The "Butterfly Effect"

The "butterfly effect" describes systems where a small change in the initial conditions can result in large differences in outcome at a later time. We examine this idea using the "Mayfly model" as an example, exploring circumstances in which nearby trajectories either converge or diverge.

Linear Least Squares

The problem of finding a straight line which best fits a set of points arises naturally when we studied the "butterfly effect". We explore what a "good fit" means, and how to find one.

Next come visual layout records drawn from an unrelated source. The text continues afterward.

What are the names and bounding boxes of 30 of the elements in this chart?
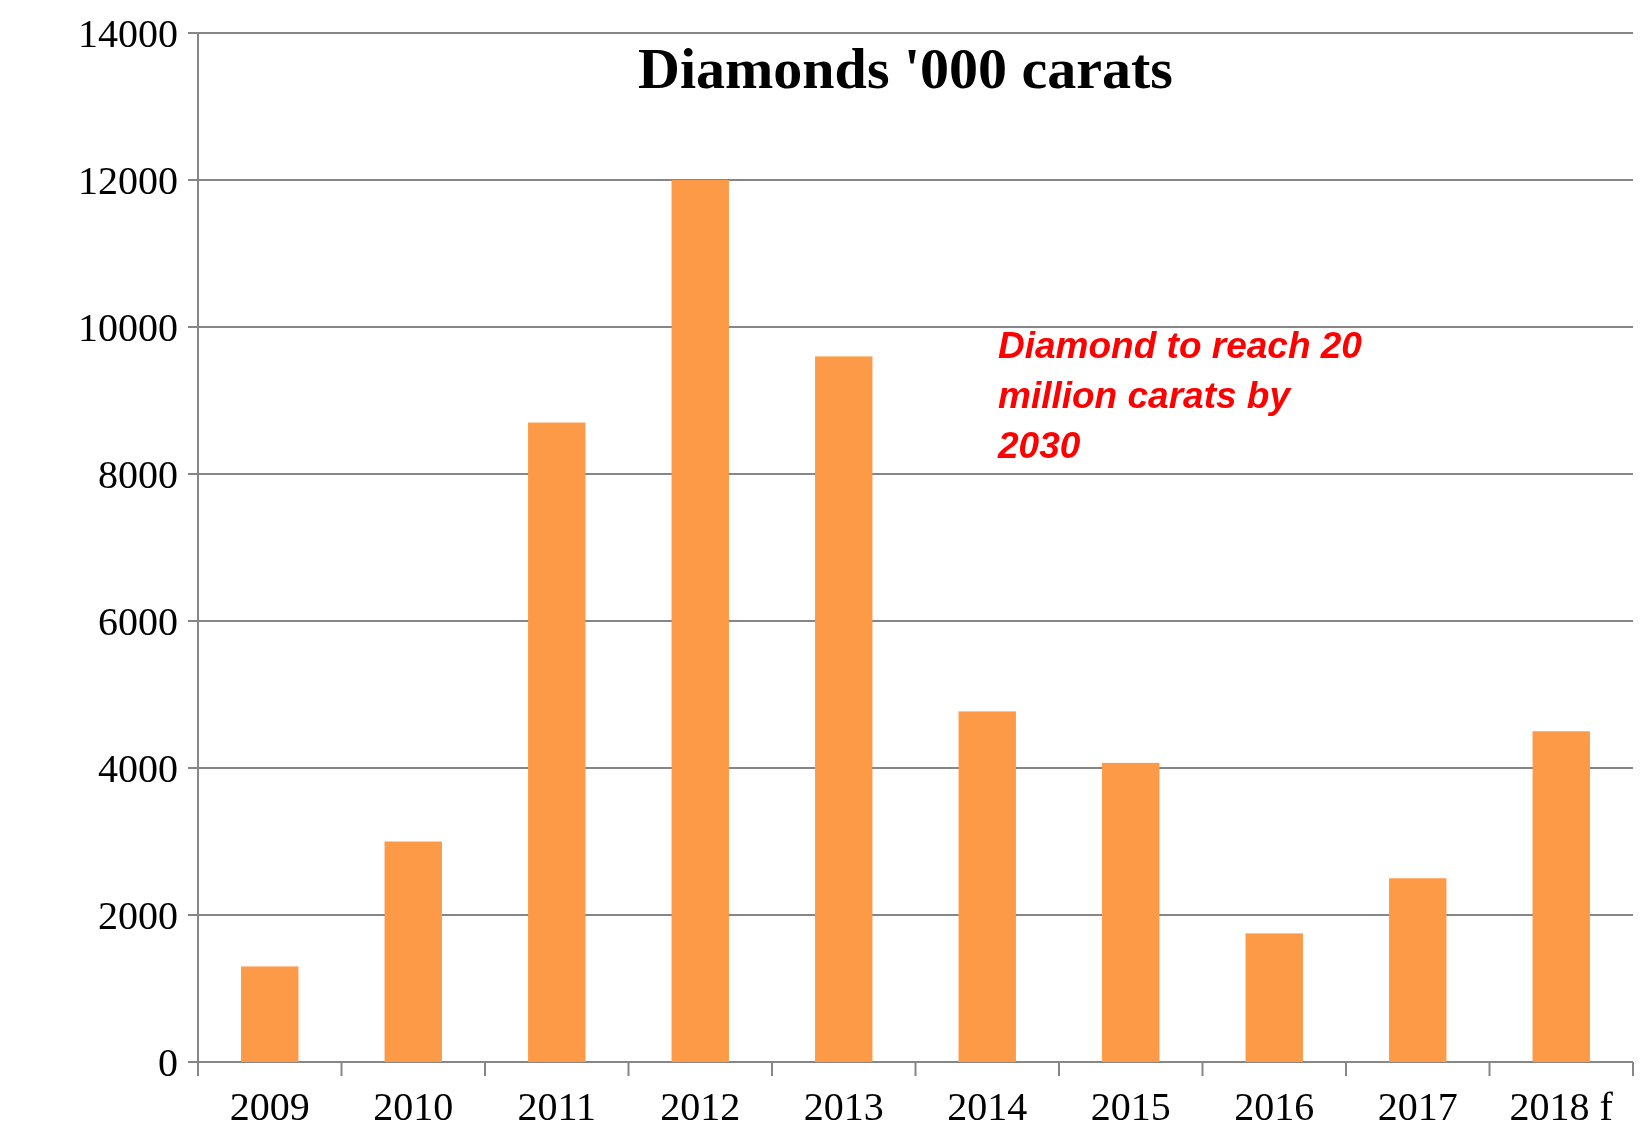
y-tick-label: 0: [158, 1040, 178, 1085]
bar: [1102, 762, 1160, 1062]
x-tick-label: 2017: [1377, 1084, 1458, 1129]
y-tick-label: 12000: [78, 158, 178, 203]
y-tick-label: 2000: [98, 893, 178, 938]
bar: [384, 841, 442, 1062]
x-tick-label: 2012: [660, 1084, 741, 1129]
x-tick-label: 2013: [803, 1084, 884, 1129]
annotation: Diamond to reach 20 million carats by 2030: [997, 325, 1363, 466]
y-tick-label: 6000: [98, 599, 178, 644]
bar: [528, 422, 586, 1062]
bar: [1389, 878, 1447, 1062]
bar: [241, 966, 299, 1062]
bar: [1245, 933, 1303, 1062]
bar: [815, 356, 873, 1062]
y-tick-label: 14000: [78, 11, 178, 56]
x-tick-label: 2010: [373, 1084, 454, 1129]
x-tick-label: 2016: [1234, 1084, 1315, 1129]
x-tick-label: 2011: [517, 1084, 597, 1129]
y-tick-label: 4000: [98, 746, 178, 791]
bar: [958, 711, 1016, 1062]
x-tick-label: 2014: [947, 1084, 1028, 1129]
y-tick-label: 8000: [98, 452, 178, 497]
x-tick-label: 2009: [229, 1084, 310, 1129]
y-tick-label: 10000: [78, 305, 178, 350]
x-tick-label: 2015: [1090, 1084, 1171, 1129]
x-tick-label: 2018 f: [1509, 1084, 1614, 1129]
bar: [671, 180, 729, 1062]
bar: [1532, 731, 1590, 1062]
chart-title: Diamonds '000 carats: [638, 36, 1173, 101]
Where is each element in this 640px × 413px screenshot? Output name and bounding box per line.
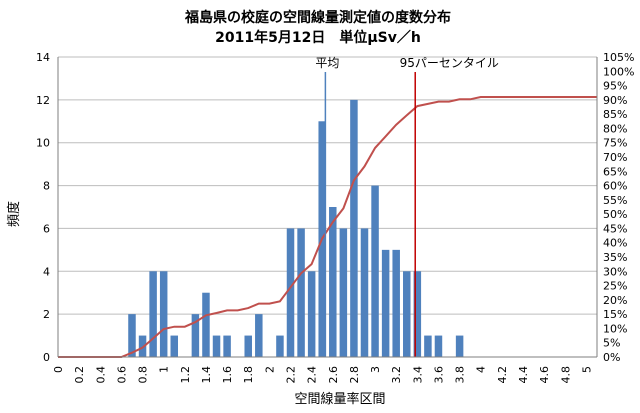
x-tick-label: 3.8 — [454, 366, 467, 384]
y2-tick-label: 20% — [603, 294, 627, 307]
bar — [255, 314, 263, 357]
x-tick-label: 1.6 — [221, 366, 234, 384]
y-tick-label: 6 — [43, 222, 50, 235]
y-axis-title: 頻度 — [6, 201, 22, 227]
bar — [329, 207, 337, 357]
y-axis-tick-labels: 0 2 4 6 8 10 12 14 — [36, 51, 50, 364]
y2-tick-label: 60% — [603, 180, 627, 193]
y2-tick-label: 95% — [603, 80, 627, 93]
y2-tick-label: 90% — [603, 94, 627, 107]
bar — [191, 314, 200, 357]
bar — [212, 335, 221, 357]
y2-tick-label: 65% — [603, 165, 627, 178]
bar — [339, 228, 348, 357]
y2-tick-label: 25% — [603, 280, 627, 293]
y2-tick-label: 35% — [603, 251, 627, 264]
y2-tick-label: 85% — [603, 108, 627, 121]
bar — [413, 271, 422, 357]
x-tick-label: 4 — [475, 366, 488, 373]
y2-tick-label: 100% — [603, 65, 634, 78]
bar — [297, 228, 305, 357]
bar — [424, 335, 432, 357]
bar — [159, 271, 168, 357]
y2-tick-label: 30% — [603, 265, 627, 278]
bar — [202, 292, 210, 357]
bar — [170, 335, 179, 357]
annotation-markers: 平均 95パーセンタイル — [315, 56, 499, 357]
x-tick-label: 0.8 — [137, 366, 150, 384]
bar — [128, 314, 136, 357]
x-tick-label: 2.2 — [285, 366, 298, 384]
bar — [307, 271, 316, 357]
x-tick-label: 5 — [580, 366, 593, 373]
x-tick-label: 4.4 — [517, 366, 530, 384]
y-tick-label: 8 — [43, 180, 50, 193]
bar — [403, 271, 411, 357]
y-tick-label: 12 — [36, 94, 50, 107]
x-axis-title: 空間線量率区間 — [294, 391, 385, 407]
bar — [149, 271, 157, 357]
bar — [276, 335, 284, 357]
y2-tick-label: 70% — [603, 151, 627, 164]
x-tick-label: 0.2 — [73, 366, 86, 384]
x-tick-label: 1 — [158, 366, 171, 373]
x-tick-label: 3 — [369, 366, 382, 373]
x-tick-label: 3.4 — [411, 366, 424, 384]
bar — [371, 185, 379, 357]
x-tick-label: 2.6 — [327, 366, 340, 384]
y2-tick-label: 45% — [603, 222, 627, 235]
y-tick-label: 2 — [43, 308, 50, 321]
bar — [286, 228, 295, 357]
x-tick-label: 1.4 — [200, 366, 213, 384]
cumulative-line-series — [58, 96, 597, 358]
x-tick-label: 2.4 — [306, 366, 319, 384]
x-tick-label: 3.6 — [432, 366, 445, 384]
x-tick-label: 2 — [263, 366, 276, 373]
y2-tick-label: 10% — [603, 322, 627, 335]
axes — [57, 57, 598, 358]
bar — [360, 228, 369, 357]
x-tick-label: 4.6 — [538, 366, 551, 384]
x-tick-label: 0 — [52, 366, 65, 373]
y2-tick-label: 105% — [603, 51, 634, 64]
x-tick-label: 4.8 — [559, 366, 572, 384]
y2-tick-label: 80% — [603, 122, 627, 135]
x-tick-label: 0.6 — [115, 366, 128, 384]
y2-tick-label: 50% — [603, 208, 627, 221]
x-tick-label: 2.8 — [348, 366, 361, 384]
y2-tick-label: 15% — [603, 308, 627, 321]
y2-axis-tick-labels: 0%5% 10%15%20%25% 30%35%40% 45%50%55%60% 65%… — [603, 51, 634, 364]
y2-tick-label: 40% — [603, 237, 627, 250]
y2-tick-label: 0% — [603, 351, 620, 364]
y-tick-label: 10 — [36, 137, 50, 150]
p95-marker-label: 95パーセンタイル — [400, 56, 499, 70]
bar — [223, 335, 231, 357]
y2-tick-label: 75% — [603, 137, 627, 150]
bar — [392, 249, 400, 357]
y2-tick-label: 5% — [603, 337, 620, 350]
x-axis-tick-labels: 0 0.2 0.4 0.6 0.8 1 1.2 1.4 1.6 1.8 2 2.2 2.4 2.6 2.8 3… — [52, 366, 593, 384]
bar — [350, 99, 358, 357]
y-tick-label: 4 — [43, 265, 50, 278]
y-tick-label: 0 — [43, 351, 50, 364]
cumulative-line — [58, 96, 597, 358]
x-tick-label: 1.8 — [242, 366, 255, 384]
x-tick-label: 3.2 — [390, 366, 403, 384]
bar — [244, 335, 252, 357]
chart-title: 福島県の校庭の空間線量測定値の度数分布 — [184, 9, 451, 26]
gridlines — [58, 56, 597, 358]
chart-subtitle: 2011年5月12日 単位μSv／h — [215, 29, 421, 46]
mean-marker-label: 平均 — [315, 56, 339, 70]
bar — [381, 249, 390, 357]
x-tick-label: 4.2 — [496, 366, 509, 384]
y-tick-label: 14 — [36, 51, 50, 64]
bar — [455, 335, 464, 357]
y2-tick-label: 55% — [603, 194, 627, 207]
x-tick-label: 0.4 — [94, 366, 107, 384]
x-tick-label: 1.2 — [179, 366, 192, 384]
bar — [434, 335, 443, 357]
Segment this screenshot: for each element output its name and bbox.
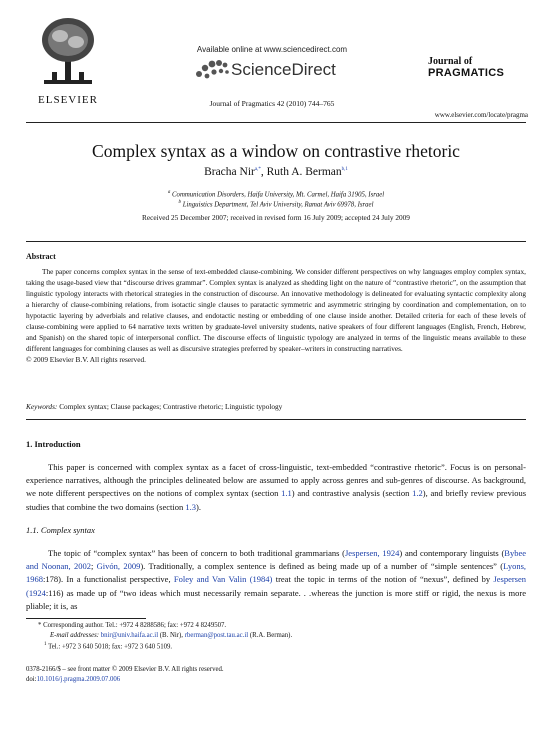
author-separator: , xyxy=(260,166,267,178)
ref-section-1-1[interactable]: 1.1 xyxy=(281,488,292,499)
abstract-bottom-rule xyxy=(26,419,526,420)
section-1-heading: 1. Introduction xyxy=(26,439,81,449)
intro-text-4: ). xyxy=(195,501,201,512)
journal-logo-line2: PRAGMATICS xyxy=(428,67,505,79)
authors: Bracha Nira,*, Ruth A. Bermanb,1 xyxy=(26,166,526,178)
footnote-1-marker: 1 xyxy=(44,642,47,647)
complex-text-3: ; xyxy=(90,561,97,572)
affiliation-b-marker: b xyxy=(178,200,182,205)
footnote-1-text: Tel.: +972 3 640 5018; fax: +972 3 640 5… xyxy=(48,643,173,651)
available-online: Available online at www.sciencedirect.co… xyxy=(196,45,348,54)
author-2-affil[interactable]: b,1 xyxy=(341,167,348,173)
ref-givon[interactable]: Givón, 2009 xyxy=(96,561,141,572)
affiliation-b: b Linguistics Department, Tel Aviv Unive… xyxy=(26,200,526,208)
complex-text-5: :178). In a functionalist perspective, xyxy=(43,574,174,585)
abstract-copyright: © 2009 Elsevier B.V. All rights reserved… xyxy=(26,355,146,364)
email-nir-who: (B. Nir), xyxy=(158,632,185,639)
issn-line: 0378-2166/$ – see front matter © 2009 El… xyxy=(26,666,224,673)
ref-section-1-2[interactable]: 1.2 xyxy=(412,488,423,499)
journal-logo: Journal of PRAGMATICS xyxy=(428,56,512,90)
complex-text-7: :116) as made up of “two ideas which mus… xyxy=(26,587,526,611)
header-rule xyxy=(26,122,526,123)
email-nir[interactable]: bnir@univ.haifa.ac.il xyxy=(100,632,159,639)
elsevier-wordmark: ELSEVIER xyxy=(38,94,98,106)
ref-foley-vanvalin[interactable]: Foley and Van Valin (1984) xyxy=(173,574,273,585)
elsevier-tree-icon xyxy=(38,14,98,88)
author-1: Bracha Nir xyxy=(204,166,255,178)
email-berman[interactable]: rberman@post.tau.ac.il xyxy=(184,632,249,639)
affiliation-a-text: Communication Disorders, Haifa Universit… xyxy=(172,191,385,199)
ref-jespersen-1924-b[interactable]: Jespersen (1924 xyxy=(26,574,527,598)
ref-bybee-noonan[interactable]: Bybee and Noonan, 2002 xyxy=(26,548,527,572)
affiliation-b-text: Linguistics Department, Tel Aviv Univers… xyxy=(182,201,374,209)
intro-text-2: ) and contrastive analysis (section xyxy=(291,488,413,499)
sciencedirect-wordmark: ScienceDirect xyxy=(231,60,336,79)
footnote-corresponding: * Corresponding author. Tel.: +972 4 828… xyxy=(38,622,227,629)
complex-text-4: ). Traditionally, a complex sentence is … xyxy=(140,561,504,572)
complex-text-6: treat the topic in terms of the notion o… xyxy=(272,574,494,585)
keywords-list: Complex syntax; Clause packages; Contras… xyxy=(59,402,283,411)
elsevier-logo: ELSEVIER xyxy=(38,14,98,106)
ref-lyons[interactable]: Lyons, 1968 xyxy=(26,561,526,585)
intro-text-1: This paper is concerned with complex syn… xyxy=(26,462,526,499)
section-1-paragraph: This paper is concerned with complex syn… xyxy=(26,461,526,514)
ref-jespersen-1924[interactable]: Jespersen, 1924 xyxy=(344,548,400,558)
abstract-text: The paper concerns complex syntax in the… xyxy=(26,267,526,353)
affiliation-a-marker: a xyxy=(167,190,171,195)
journal-citation: Journal of Pragmatics 42 (2010) 744–765 xyxy=(209,99,335,108)
footnote-rule xyxy=(26,618,146,619)
author-1-affil[interactable]: a,* xyxy=(254,167,261,173)
doi-label: doi: xyxy=(26,676,37,683)
doi-line: doi:10.1016/j.pragma.2009.07.006 xyxy=(26,676,120,683)
footnote-emails: E-mail addresses: bnir@univ.haifa.ac.il … xyxy=(50,632,292,639)
keywords-label: Keywords: xyxy=(26,402,58,411)
ref-section-1-3[interactable]: 1.3 xyxy=(185,501,196,512)
section-1-1-heading: 1.1. Complex syntax xyxy=(26,525,95,535)
abstract-heading: Abstract xyxy=(26,252,56,261)
journal-url[interactable]: www.elsevier.com/locate/pragma xyxy=(434,111,528,119)
complex-text-2: ) and contemporary linguists ( xyxy=(399,548,505,558)
intro-text-3: ), and briefly review previous studies t… xyxy=(26,488,526,512)
sciencedirect-dots-icon xyxy=(196,60,229,79)
article-title: Complex syntax as a window on contrastiv… xyxy=(92,141,460,161)
complex-text-1: The topic of “complex syntax” has been o… xyxy=(48,548,345,558)
received-dates: Received 25 December 2007; received in r… xyxy=(142,213,410,222)
section-1-1-paragraph: The topic of “complex syntax” has been o… xyxy=(26,547,526,613)
abstract-body: The paper concerns complex syntax in the… xyxy=(26,266,526,365)
affiliation-a: a Communication Disorders, Haifa Univers… xyxy=(26,190,526,198)
email-berman-who: (R.A. Berman). xyxy=(248,632,293,639)
doi-link[interactable]: 10.1016/j.pragma.2009.07.006 xyxy=(36,676,121,683)
sciencedirect-logo: ScienceDirect xyxy=(193,58,363,84)
abstract-top-rule xyxy=(26,241,526,242)
email-label: E-mail addresses: xyxy=(50,632,100,639)
author-2: Ruth A. Berman xyxy=(266,166,342,178)
footnote-1: 1 Tel.: +972 3 640 5018; fax: +972 3 640… xyxy=(44,642,172,650)
keywords: Keywords: Complex syntax; Clause package… xyxy=(26,402,526,411)
journal-logo-line1: Journal of xyxy=(428,56,473,67)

Continuous-Time Dynamical Systems

Differential equations lie at the core of a scientific description of the natural world. We explore ways in which the solutions to such equations can be approximated on a computer.

NumPy

• mean

Matplotlib: Logarithmic plots

• loglog
• semilogx
• semilogy

Quiz

There will be no quiz this week.

Assignment 5: The Butterfly Effect

Activity:

• Determine if the mayfly model exhibits a butterfly effect for b = 1.5, b = 4.0 and some other b values of your choice.
• Graph the separation of nearby trajectories on a logarithmic scale against time using semilogy.
• Compute the growth rate of the separation during the time when it is growing exponentially.
• Graph both the separation of nearby trajectories and the ``best fit'' line to this separation on the same graph.

Tools:

• Choose a small initial separation, and decide how many generations to plot based on your results.
• Use the "linear least squares" formula developed in class to compute the slope of the best-fit line on the logarithmic graph. The formula should be implemented from scratch in NumPy.